Par Jasmin Guénette (*), depuis Montréal, Québec
Un article de l’Institut Économique de Montréal

La qualité du système d’éducation primaire et secondaire est un sujet qui, avec raison, préoccupe beaucoup de parents, particulièrement en période de rentrée scolaire. Ces dernières semaines, le Québec s’est adonné à un exercice de remue-méninges par rapport à l’évaluation des enseignants et à la possibilité de mieux rémunérer les meilleurs d’entre eux pour valoriser l’excellence. Il est rafraîchissant de constater que même sans l’organisation officielle d’un sommet, plusieurs acteurs de la société, ainsi qu’une excellente série d’articles dans La Presse, ont partagé des pistes de solutions.

Certaines voix se sont élevées afin de souligner la complexité, voire l’impossibilité d’une telle entreprise.
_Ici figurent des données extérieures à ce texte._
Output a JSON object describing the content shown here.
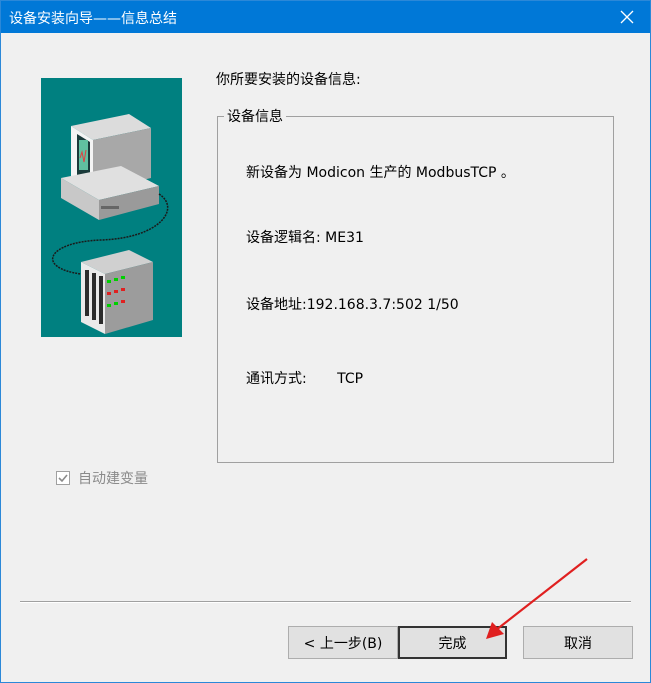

La Fédération des syndicats de l’enseignement affiliée à la CSN va même jusqu’à prétendre qu’il s’agissait « d’une insulte au travail des enseignants et enseignantes œuvrant dans les écoles du Québec ». En quoi le fait de reconnaître et de récompenser le travail extraordinaire accompli par les enseignants constitue-t-il une insulte à la profession? Ce genre de réaction sans nuances contribue malheureusement à alimenter le désabusement de la population face à ses institutions publiques.

Des enseignants ont émis des réserves sur la façon dont l’évaluation pourrait s’effectuer. Voilà un apport pertinent, constructif et beaucoup plus réfléchi qui s’inscrit dans la recherche de solution. Ils ont raison : l’évaluation ne doit pas se limiter à un seul critère comme les résultats scolaires, mais doit plutôt être composée de plusieurs critères qui reflètent les multiples facettes de leur travail. C’est d’ailleurs précisément ce qu’expliquent mes collèges de l’IEDM dans une Note économique publiée il y a un mois qui relève les « conditions gagnantes » en matière de rémunération au rendement dans un contexte scolaire.

La plupart d’entre nous sommes d’ailleurs soumis à des évaluations plus ou moins fréquentes dans le cadre de notre travail. À la base, l’idée d’évaluer le travail et d’y lier une partie de la rémunération vise à introduire une incitation à se dépasser, à faire davantage que le strict minimum prévu au contrat. Pour la majorité des Québécois (67 % selon un sondage Léger Marketing publié il y a quelques semaines), il semble normal qu’un enseignant obtenant de meilleurs résultats soit récompensé par un salaire global supérieur à celui de ses collègues moins performants.

Les incitations ont un effet motivant. Les gens, comme les institutions, y réagissent et adaptent leur comportement. À cet égard, l’exemple des commissions scolaires est assez révélateur. Sans une pression politique grandissante (le risque de voir son entité abolie est, semble-t-il, une puissante incitation), il aurait été impensable que la présidente de la Fédération des commissions scolaires opère un virage à 180 degrés pour promettre de remettre dorénavant l’enfant au centre des priorités et de gérer avec plus de modération l’argent public.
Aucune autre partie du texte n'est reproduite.